The End of Eternity (1955) by Isaac Asimov
GoodReads meta-data is 192 pages rated 4.24 by 52,005 literatizens
Genre: Sy Fy
Verdict: Asimov!
Tag Line: The same old story.
Inspired by the Czech film based on the book, I read the book.
Harlan is an aspirant Platonic philosopher-king of sorts, working at the AllWhen Council that manages Reality in the imagine of divine being. The Council works through Life-Plotters, Sociologists, Technicians, Regulators, Observers, and a whole host of other specialists who tweak Reality for the best, long-term interests of humanity – the greatest good for the greatest number* is the mantra repeated and repeated – over the 7000 millennia of its existence. These tweakers are the Eternals with no life but service.
An example of a Minimum Necessary Change is to move a jar on a shelf, so that when in Reality a scientist reaches for it, it is missed. That faction of a second delay as the scientist gropes for the jar leads to a different result in the scientist’s experiment…with beneficial results, according to those specialists. Butterfly wings are another story.
Technicians travel time to move jars like that, but no one has ever been able to travel further than the 7000th millennium. That must be the end of human time, or is it?
Our hero is Harlan, a vain young man brimming with ambition who rises from Cub, to Maintenance, to Observer, to Technician very quickly. He is then selected for a special mission that embeds him (literally) in the 45th millennium. In the course of preparing for that mission he enters a garden of Eden where he finds Eve, a Timer (i.e., a mortal who lives in Reality, unlike the Eternals, who live pretty much forever). She wants him to make her Eternal; he wants to make her. The twain meet in the usual way.
None of the Eternals are women because abstracting a woman from Reality creates far more consequences than removing a man. Harlan has never seen a woman before and when he does he wants to eat the apple right there, right now. (By the way, Plato included women among the Philosopher Monarchs for what it is worth. This assertion about Plato is denied by some. Pity the fools!)
Asimov puts it this way: Eternals are recruited young from Reality after a lengthy analysis to determine the consequences of taking them out of Time. Many promising prospects are rejected because of the projected consequences. ‘[W]omen almost never qualified for Eternity because – for some reason he [Harlan] did not understand – their abstraction from Time was from ten to a hundred times more likely to distort Reality than was the abstraction of a man’ (p 55). Harlan goes on to speculate that it is because of reproduction, but that is guesswork. He often admits he doesn’t know. That does not quite fit with his arrogance, but it papers over gaps.
Harlan hatches a foolproof plan to have his Eve and live happily ever after, only to discover he is not dealing with fools who can be fool-proofed. In fact, he is the fool himself for Harlan discovers to his surprise all is not what it seems to be. Savour that irony. This Time Lord missed the obvious. Stubbornly he presses on.

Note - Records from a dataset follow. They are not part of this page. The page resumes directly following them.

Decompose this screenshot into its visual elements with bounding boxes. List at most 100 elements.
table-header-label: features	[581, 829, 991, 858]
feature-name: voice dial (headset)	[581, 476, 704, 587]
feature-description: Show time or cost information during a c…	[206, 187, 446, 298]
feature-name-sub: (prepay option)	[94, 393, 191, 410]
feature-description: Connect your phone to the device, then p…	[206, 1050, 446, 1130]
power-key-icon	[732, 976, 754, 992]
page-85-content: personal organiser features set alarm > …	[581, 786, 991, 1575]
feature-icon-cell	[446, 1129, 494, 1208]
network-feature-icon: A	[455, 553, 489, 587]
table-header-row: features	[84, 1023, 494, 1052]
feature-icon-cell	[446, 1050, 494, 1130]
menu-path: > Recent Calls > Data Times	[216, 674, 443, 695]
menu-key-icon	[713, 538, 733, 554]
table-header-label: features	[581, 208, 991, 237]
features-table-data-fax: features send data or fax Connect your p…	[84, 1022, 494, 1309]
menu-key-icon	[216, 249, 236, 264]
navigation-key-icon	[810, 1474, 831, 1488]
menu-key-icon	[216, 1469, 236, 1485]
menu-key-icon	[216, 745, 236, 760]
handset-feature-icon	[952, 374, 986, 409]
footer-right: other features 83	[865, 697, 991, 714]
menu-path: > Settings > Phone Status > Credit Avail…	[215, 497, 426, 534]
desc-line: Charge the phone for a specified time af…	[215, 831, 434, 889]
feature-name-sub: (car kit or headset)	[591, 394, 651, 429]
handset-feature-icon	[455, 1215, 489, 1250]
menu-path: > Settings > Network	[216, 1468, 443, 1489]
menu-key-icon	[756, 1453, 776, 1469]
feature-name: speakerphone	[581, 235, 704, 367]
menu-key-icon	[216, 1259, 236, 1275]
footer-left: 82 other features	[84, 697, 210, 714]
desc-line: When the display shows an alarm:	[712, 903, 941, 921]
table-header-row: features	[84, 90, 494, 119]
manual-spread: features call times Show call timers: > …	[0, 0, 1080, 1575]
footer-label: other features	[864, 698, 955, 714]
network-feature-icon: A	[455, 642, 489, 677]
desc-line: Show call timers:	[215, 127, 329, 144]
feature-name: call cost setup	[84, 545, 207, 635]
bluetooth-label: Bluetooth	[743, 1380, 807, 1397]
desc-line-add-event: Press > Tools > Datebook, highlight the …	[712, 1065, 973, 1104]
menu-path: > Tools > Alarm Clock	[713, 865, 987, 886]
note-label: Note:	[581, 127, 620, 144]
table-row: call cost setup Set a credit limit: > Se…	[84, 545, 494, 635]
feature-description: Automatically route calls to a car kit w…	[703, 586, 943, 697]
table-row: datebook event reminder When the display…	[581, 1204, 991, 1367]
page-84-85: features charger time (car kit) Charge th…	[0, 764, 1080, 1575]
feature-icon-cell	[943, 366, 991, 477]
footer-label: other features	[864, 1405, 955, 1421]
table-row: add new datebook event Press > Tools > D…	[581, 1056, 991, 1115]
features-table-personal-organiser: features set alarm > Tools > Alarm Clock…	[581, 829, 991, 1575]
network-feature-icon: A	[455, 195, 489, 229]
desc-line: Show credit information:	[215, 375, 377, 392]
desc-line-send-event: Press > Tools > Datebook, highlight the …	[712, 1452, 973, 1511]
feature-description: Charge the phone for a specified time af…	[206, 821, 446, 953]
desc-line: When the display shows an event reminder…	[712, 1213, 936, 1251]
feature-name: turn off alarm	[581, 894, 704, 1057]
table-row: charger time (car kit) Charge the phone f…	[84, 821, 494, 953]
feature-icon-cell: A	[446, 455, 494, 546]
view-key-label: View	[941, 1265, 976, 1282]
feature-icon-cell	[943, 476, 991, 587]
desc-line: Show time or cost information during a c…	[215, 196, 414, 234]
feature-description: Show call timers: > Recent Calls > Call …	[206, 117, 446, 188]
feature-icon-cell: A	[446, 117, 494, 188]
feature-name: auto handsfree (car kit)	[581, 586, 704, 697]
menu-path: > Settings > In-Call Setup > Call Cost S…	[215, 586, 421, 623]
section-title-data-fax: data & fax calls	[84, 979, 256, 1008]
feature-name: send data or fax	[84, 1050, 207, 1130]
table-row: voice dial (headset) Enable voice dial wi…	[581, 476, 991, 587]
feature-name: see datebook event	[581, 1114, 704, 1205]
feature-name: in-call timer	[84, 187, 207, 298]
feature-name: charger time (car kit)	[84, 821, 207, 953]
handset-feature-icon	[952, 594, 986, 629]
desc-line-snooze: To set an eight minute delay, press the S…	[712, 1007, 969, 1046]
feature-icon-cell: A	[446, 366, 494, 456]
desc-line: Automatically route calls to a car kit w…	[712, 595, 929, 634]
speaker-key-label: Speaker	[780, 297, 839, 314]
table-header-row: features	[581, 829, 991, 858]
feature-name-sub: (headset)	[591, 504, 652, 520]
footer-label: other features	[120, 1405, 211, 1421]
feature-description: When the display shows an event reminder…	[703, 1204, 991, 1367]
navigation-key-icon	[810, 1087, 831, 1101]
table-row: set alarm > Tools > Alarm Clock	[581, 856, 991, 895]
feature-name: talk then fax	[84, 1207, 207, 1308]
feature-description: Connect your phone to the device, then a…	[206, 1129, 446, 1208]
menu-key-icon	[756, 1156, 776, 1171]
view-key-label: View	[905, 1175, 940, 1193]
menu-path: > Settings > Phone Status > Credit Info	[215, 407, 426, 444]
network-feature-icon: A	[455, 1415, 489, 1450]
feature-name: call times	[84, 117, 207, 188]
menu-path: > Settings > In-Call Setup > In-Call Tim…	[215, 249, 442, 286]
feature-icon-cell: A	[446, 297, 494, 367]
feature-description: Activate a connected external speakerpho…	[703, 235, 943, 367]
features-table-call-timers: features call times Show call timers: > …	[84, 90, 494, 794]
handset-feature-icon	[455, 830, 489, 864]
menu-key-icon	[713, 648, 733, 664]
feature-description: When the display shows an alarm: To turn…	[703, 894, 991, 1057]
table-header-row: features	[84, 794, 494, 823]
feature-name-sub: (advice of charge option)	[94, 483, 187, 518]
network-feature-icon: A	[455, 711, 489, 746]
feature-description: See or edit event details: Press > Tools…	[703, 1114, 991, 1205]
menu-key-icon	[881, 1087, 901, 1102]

Another thing he did not know was that Eve had a plan of her own. There are twists and turns in the plot and eternity gives way to…infinity. Neat. Very.

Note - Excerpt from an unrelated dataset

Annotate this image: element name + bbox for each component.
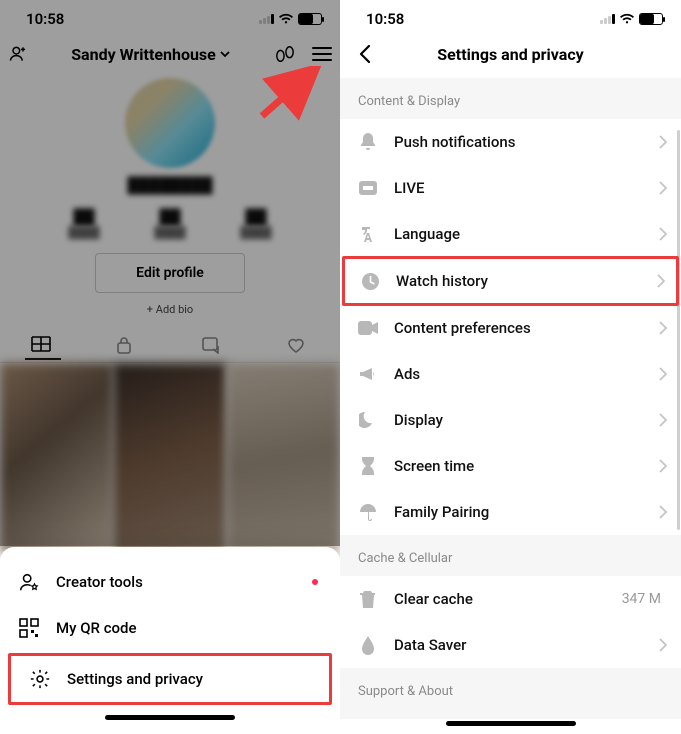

The plot is the thing. Asimov at the peak of his imaginative powers.
*Pedants note: ‘The greatest good for the greatest number’ is a phrase frequently attributed to John S Mill. Type it into Dr Google and see. Ahem, well, read every word he ever published and it cannot be found because he never wrote it. Another example of fake news. Nor does it fit his approach. The statement traces to be tiresome know it all Jeremy Bentham, not Mill.